I Didn't Meet My Dad Until I Was 22, but I Grew Up Better Than Fine

Pexels / Negative Space

I remember looking through my mom's photo albums as a little girl and asking who that man in an army jacket was. She told me it was my dad when he served in the Israeli army. As a kid sitting on our couch in New York City, where where my mom and I lived, I realised that my father who lived in Israel would never be present in my life. I'd look at him through pictures of his youth and see the physical resemblance between us, never quite knowing if we shared the same personality traits as well. I came to accept his absence, and I focused instead on my mother and the other good people in my life.

Throughout the years, people often asked about my dad — what he was like, what our relationship was like, if they'd ever meet him. And every time I'd have to explain that my father refused to speak to me or acknowledge I existed, which, of course, stung. I'd try to brush it off, saying it was no big deal, but inside I just wanted to run away. Maybe a lie would've felt better.

Looking back and thinking about the journey I've taken, I realise that I didn't need to know him before becoming an adult. I met him for the first time when I was 22 years old, after he and his wife realised they shouldn't have rejected my initial interest in having a relationship. I was 15 years old when I first reached out to them, and I was denied a phone call, visit, or even social media requests for years. I made sure to heal myself during those years and protect my heart, assuming a relationship would never exist. After they changed their minds and wanted a relationship, they told their kids, who were thrilled to learn that they had an American sister. They decided to plan a trip to the United States and meet me in New York for dinner. While the dinner was pleasant and very enlightening, it was also hard to completely forget the past and start fresh.

Even though I've met him, we still don't have a strong relationship. We check in on birthdays, but we don't speak. To be fair, he doesn't speak English and I don't know Hebrew, so we have that working against us. But beyond that, it's hard to let someone in who you have focused on letting go for so long. Rather than feeling lost and resentful over the lack of memories and moments we could've spent together, I want to look instead at the positive elements I took from it and how it made me who I am today.

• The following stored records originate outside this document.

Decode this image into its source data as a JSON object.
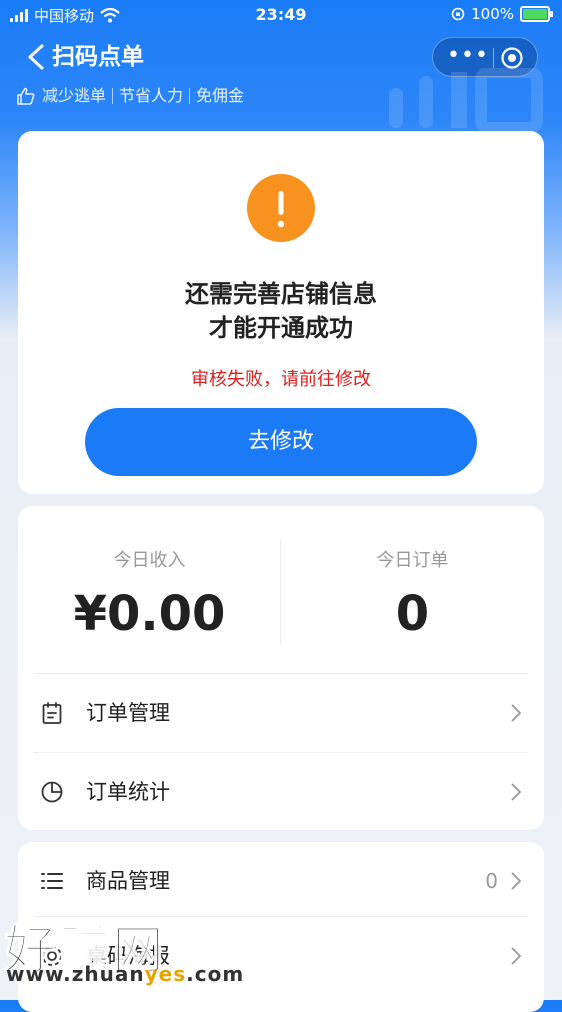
{
  "status_bar": {
    "carrier": "中国移动",
    "time": "23:49",
    "battery": "100%"
  },
  "header": {
    "title": "扫码点单",
    "taglines": [
      "减少逃单",
      "节省人力",
      "免佣金"
    ]
  },
  "alert_card": {
    "message_line1": "还需完善店铺信息",
    "message_line2": "才能开通成功",
    "error_text": "审核失败，请前往修改",
    "button_label": "去修改"
  },
  "stats": {
    "income_label": "今日收入",
    "income_value": "¥0.00",
    "orders_label": "今日订单",
    "orders_value": "0"
  },
  "menu_group1": [
    {
      "label": "订单管理",
      "icon": "clipboard-icon"
    },
    {
      "label": "订单统计",
      "icon": "pie-chart-icon"
    }
  ],
  "menu_group2": [
    {
      "label": "商品管理",
      "icon": "list-icon",
      "count": "0"
    },
    {
      "label": "桌码海报",
      "icon": "settings-icon"
    }
  ],
  "watermark": {
    "text": "好赚网",
    "site_prefix": "www.zhuan",
    "site_highlight": "yes",
    "site_suffix": ".com"
  },
  "colors": {
    "primary": "#1b7af5",
    "warning": "#f8921e",
    "error": "#e02020"
  }
}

I learned to love myself for me and not question my self-worth. Coping with my dad's rejection for the first half of my life taught me how to handle rejection from others. I know that as long as I have myself, I will be OK. Not having a father in my life also made me appreciate the tight bond I have with my mother a lot more. The fact that my mother chose to have me, raise me, and love me, simply because she was praying for me, a baby girl, to come into her life, makes me feel incredibly valued. It's not about the quantity of love but the quality.

Not knowing my dad didn't hold me back from becoming a strong, independent woman who is able to recognise what actual love is — what it feels like, how to get it, when it's earned, and how it shifts with time. I learned that as long as I trust my gut, I'll know when to let people into my life. Do I have a future with my father? I don't really know. If it's meant to be, it'll happen, but I'll be perfectly fine either way.